HOPE Medora Goes Pink was started in 2009 by Wayman and her daughter, Deven Wayman-Shirley, to remember Debra’s mother, Helen Sipes. Sipes had recently died after the breast cancer she had spread to other areas.

Wayman said there are still a lot of people who don’t know about the event, which has raised more than $208,000 over the years. The money has been given to people affected by all types of cancer in all 50 states in the form of gift cards for fuel and food.

She said as the number of people who know about Medora’s festival continues to grow, she picks up more people to help. That’s good because Wayman keeps adjusting the schedule and adding more activities each year.

“One lady just moved to Jackson County from Indianapolis,” Wayman said. “She wanted to be in this community with her children. She wanted to be involved in this because she feels it is a real blessing to be working here and getting to know people.”

This year’s event featured a health fair with various types of screenings, a bra decorating contest, a 5K run/walk, a cruise-in and car show, carnival games, craft and food booths, a volleyball tournament, barrel and wagon rides and more.

It ended with the Pink Parade at 3 p.m., and that’s something Wayman said someone has suggested moving to 1 p.m. to capture the lunch crowd.

Cathy and Steve Morris were in attendance Saturday afternoon, and like many others in the community, they know someone who has had cancer.

His mother survived a battle with breast cancer several years ago.

“She’s doing great,” Cathy said of her mother-in-law.

The couple has attended most of the previous HOPE Medora Goes Pink events.

“It is getting bigger, and I love it,” Cathy said. “I think what everyone does for it is great.”

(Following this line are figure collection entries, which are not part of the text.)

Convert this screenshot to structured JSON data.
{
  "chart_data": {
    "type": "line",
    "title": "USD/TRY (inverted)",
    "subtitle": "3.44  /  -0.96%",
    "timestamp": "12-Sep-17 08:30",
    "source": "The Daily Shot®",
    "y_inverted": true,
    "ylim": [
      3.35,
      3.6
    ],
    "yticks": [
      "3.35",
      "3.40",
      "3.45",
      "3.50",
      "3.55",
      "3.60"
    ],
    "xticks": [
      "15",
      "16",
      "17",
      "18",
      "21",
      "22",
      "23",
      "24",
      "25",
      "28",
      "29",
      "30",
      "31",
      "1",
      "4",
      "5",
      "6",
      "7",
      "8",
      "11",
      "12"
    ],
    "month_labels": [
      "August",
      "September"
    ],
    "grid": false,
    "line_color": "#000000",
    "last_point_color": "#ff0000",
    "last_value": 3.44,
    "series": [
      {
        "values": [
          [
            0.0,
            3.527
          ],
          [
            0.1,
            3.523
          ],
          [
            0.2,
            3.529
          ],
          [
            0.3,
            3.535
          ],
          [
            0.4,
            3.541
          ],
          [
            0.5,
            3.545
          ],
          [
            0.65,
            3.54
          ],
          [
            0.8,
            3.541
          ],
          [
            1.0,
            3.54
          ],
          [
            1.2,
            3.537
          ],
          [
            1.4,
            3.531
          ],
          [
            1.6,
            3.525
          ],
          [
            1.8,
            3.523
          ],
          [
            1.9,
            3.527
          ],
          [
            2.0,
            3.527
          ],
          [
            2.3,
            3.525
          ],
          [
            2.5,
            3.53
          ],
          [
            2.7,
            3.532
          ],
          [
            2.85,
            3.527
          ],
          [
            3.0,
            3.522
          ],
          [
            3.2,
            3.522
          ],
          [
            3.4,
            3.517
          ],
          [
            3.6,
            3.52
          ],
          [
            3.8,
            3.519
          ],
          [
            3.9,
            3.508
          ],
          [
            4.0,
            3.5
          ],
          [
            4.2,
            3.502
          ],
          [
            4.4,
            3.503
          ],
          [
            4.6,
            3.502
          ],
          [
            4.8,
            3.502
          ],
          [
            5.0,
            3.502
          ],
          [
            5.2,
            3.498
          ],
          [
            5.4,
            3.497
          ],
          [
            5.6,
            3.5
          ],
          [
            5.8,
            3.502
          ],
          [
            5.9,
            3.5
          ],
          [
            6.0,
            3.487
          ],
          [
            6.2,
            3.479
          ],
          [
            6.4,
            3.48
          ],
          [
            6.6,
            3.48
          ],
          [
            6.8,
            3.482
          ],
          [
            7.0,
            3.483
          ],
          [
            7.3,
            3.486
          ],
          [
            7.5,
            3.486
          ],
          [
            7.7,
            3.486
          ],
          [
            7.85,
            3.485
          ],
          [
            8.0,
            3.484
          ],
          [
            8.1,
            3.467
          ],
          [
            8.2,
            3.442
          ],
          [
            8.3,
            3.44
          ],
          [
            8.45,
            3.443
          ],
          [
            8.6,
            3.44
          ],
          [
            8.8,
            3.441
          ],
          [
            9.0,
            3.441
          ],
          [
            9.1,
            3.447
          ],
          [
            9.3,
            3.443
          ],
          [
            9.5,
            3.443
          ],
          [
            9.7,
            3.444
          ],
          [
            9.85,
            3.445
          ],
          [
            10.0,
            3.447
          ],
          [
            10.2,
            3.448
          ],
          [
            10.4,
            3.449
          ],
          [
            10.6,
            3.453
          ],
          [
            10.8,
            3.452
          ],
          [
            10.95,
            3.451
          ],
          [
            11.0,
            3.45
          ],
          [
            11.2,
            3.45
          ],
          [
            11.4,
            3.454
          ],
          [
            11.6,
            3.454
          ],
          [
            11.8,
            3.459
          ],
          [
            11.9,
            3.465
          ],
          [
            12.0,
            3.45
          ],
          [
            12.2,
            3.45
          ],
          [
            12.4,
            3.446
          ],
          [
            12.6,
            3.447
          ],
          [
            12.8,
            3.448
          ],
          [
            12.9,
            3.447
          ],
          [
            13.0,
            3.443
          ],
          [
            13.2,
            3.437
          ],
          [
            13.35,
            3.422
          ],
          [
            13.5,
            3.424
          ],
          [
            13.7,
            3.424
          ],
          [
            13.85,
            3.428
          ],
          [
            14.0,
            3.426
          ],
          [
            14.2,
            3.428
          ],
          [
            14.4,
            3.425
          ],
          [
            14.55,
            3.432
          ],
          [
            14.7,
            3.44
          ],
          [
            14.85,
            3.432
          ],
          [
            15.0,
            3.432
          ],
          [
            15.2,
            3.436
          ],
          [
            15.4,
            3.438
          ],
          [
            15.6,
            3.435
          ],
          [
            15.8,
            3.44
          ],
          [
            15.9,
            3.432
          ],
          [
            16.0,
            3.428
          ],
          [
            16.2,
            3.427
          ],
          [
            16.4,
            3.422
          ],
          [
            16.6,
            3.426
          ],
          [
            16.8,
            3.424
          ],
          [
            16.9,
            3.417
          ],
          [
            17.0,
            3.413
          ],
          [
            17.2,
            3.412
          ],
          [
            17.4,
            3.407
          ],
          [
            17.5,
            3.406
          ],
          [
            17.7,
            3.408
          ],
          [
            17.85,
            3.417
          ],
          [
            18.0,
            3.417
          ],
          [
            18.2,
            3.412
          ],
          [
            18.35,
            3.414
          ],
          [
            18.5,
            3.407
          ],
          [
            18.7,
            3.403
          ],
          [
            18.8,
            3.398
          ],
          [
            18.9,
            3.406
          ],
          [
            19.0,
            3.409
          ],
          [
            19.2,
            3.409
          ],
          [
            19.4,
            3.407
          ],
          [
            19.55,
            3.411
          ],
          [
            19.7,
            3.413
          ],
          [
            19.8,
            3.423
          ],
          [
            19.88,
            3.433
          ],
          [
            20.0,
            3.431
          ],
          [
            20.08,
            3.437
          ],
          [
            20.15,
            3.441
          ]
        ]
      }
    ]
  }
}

Steve said the event is good because it gets everyone out.

“It’s good for the community,” he said.

The only comparable event in Medora was the Christmas parade when he was younger.

“It was huge,” Steve said. “Then it kind of dwindled down, but now, it’s coming back up a little bit.”

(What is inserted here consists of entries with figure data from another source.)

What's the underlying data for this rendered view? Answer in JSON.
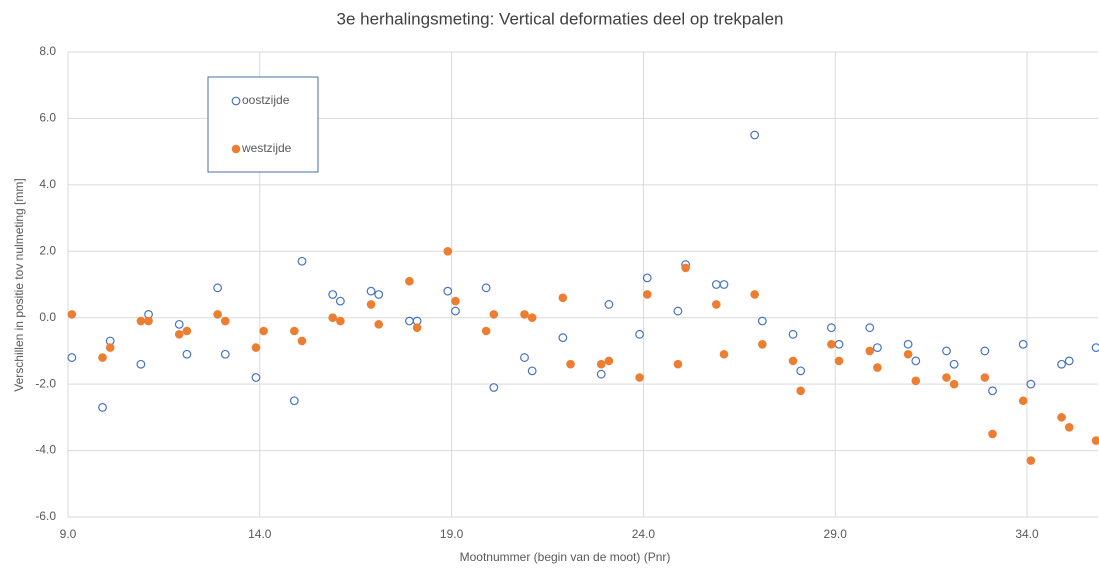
{
  "chart_data": {
    "type": "scatter",
    "title": "3e herhalingsmeting: Vertical deformaties deel op trekpalen",
    "x_label": "Mootnummer (begin van de moot) (Pnr)",
    "y_label": "Verschillen in positie tov nulmeting [mm]",
    "xlim": [
      9,
      35.85
    ],
    "ylim": [
      -6,
      8
    ],
    "xticks": [
      {
        "value": 9,
        "label": "9.0"
      },
      {
        "value": 14,
        "label": "14.0"
      },
      {
        "value": 19,
        "label": "19.0"
      },
      {
        "value": 24,
        "label": "24.0"
      },
      {
        "value": 29,
        "label": "29.0"
      },
      {
        "value": 34,
        "label": "34.0"
      }
    ],
    "yticks": [
      {
        "value": -6,
        "label": "-6.0"
      },
      {
        "value": -4,
        "label": "-4.0"
      },
      {
        "value": -2,
        "label": "-2.0"
      },
      {
        "value": 0,
        "label": "0.0"
      },
      {
        "value": 2,
        "label": "2.0"
      },
      {
        "value": 4,
        "label": "4.0"
      },
      {
        "value": 6,
        "label": "6.0"
      },
      {
        "value": 8,
        "label": "8.0"
      }
    ],
    "grid": true,
    "legend": "upper left",
    "series": [
      {
        "name": "oostzijde",
        "color": "#4472c4",
        "marker": "open",
        "x": [
          9.1,
          9.9,
          10.1,
          10.9,
          11.1,
          11.9,
          12.1,
          12.9,
          13.1,
          13.9,
          14.9,
          15.1,
          15.9,
          16.1,
          16.9,
          17.1,
          17.9,
          18.1,
          18.9,
          19.1,
          19.9,
          20.1,
          20.9,
          21.1,
          21.9,
          22.9,
          23.1,
          23.9,
          24.1,
          24.9,
          25.1,
          25.9,
          26.1,
          26.9,
          27.1,
          27.9,
          28.1,
          28.9,
          29.1,
          29.9,
          30.1,
          30.9,
          31.1,
          31.9,
          32.1,
          32.9,
          33.1,
          33.9,
          34.1,
          34.9,
          35.1,
          35.8
        ],
        "values": [
          -1.2,
          -2.7,
          -0.7,
          -1.4,
          0.1,
          -0.2,
          -1.1,
          0.9,
          -1.1,
          -1.8,
          -2.5,
          1.7,
          0.7,
          0.5,
          0.8,
          0.7,
          -0.1,
          -0.1,
          0.8,
          0.2,
          0.9,
          -2.1,
          -1.2,
          -1.6,
          -0.6,
          -1.7,
          0.4,
          -0.5,
          1.2,
          0.2,
          1.6,
          1.0,
          1.0,
          5.5,
          -0.1,
          -0.5,
          -1.6,
          -0.3,
          -0.8,
          -0.3,
          -0.9,
          -0.8,
          -1.3,
          -1.0,
          -1.4,
          -1.0,
          -2.2,
          -0.8,
          -2.0,
          -1.4,
          -1.3,
          -0.9
        ]
      },
      {
        "name": "westzijde",
        "color": "#ed7d31",
        "marker": "filled",
        "x": [
          9.1,
          9.9,
          10.1,
          10.9,
          11.1,
          11.9,
          12.1,
          12.9,
          13.1,
          13.9,
          14.1,
          14.9,
          15.1,
          15.9,
          16.1,
          16.9,
          17.1,
          17.9,
          18.1,
          18.9,
          19.1,
          19.9,
          20.1,
          20.9,
          21.1,
          21.9,
          22.1,
          22.9,
          23.1,
          23.9,
          24.1,
          24.9,
          25.1,
          25.9,
          26.1,
          26.9,
          27.1,
          27.9,
          28.1,
          28.9,
          29.1,
          29.9,
          30.1,
          30.9,
          31.1,
          31.9,
          32.1,
          32.9,
          33.1,
          33.9,
          34.1,
          34.9,
          35.1,
          35.8
        ],
        "values": [
          0.1,
          -1.2,
          -0.9,
          -0.1,
          -0.1,
          -0.5,
          -0.4,
          0.1,
          -0.1,
          -0.9,
          -0.4,
          -0.4,
          -0.7,
          0.0,
          -0.1,
          0.4,
          -0.2,
          1.1,
          -0.3,
          2.0,
          0.5,
          -0.4,
          0.1,
          0.1,
          0.0,
          0.6,
          -1.4,
          -1.4,
          -1.3,
          -1.8,
          0.7,
          -1.4,
          1.5,
          0.4,
          -1.1,
          0.7,
          -0.8,
          -1.3,
          -2.2,
          -0.8,
          -1.3,
          -1.0,
          -1.5,
          -1.1,
          -1.9,
          -1.8,
          -2.0,
          -1.8,
          -3.5,
          -2.5,
          -4.3,
          -3.0,
          -3.3,
          -3.7
        ]
      }
    ]
  }
}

Wanda Arbuckle of North Vernon brought her bright red 2011 Dodge Challenger to the car show to support her cousin, John Gorbett, who has cancer.

“He is going to be in the parade, and he’s helping park cars,” Arbuckle said.

Arbuckle, who had a brother-in-law die of cancer, also said she decorated her car to drive in the parade.

Wayman said the event requires many volunteers, such as Gorbett, and they are the most important reason the event keeps growing.

She said sometimes, it’s too understated, but the volunteers make it all possible because they give of their time.

“You can work and organize it and everything, but it’s those people that will take their time,” Wayman said. “Time is the most important thing you can have. You can’t make it, and you only have so much. These people come and work, set up, clean up. It’s a lot of work.”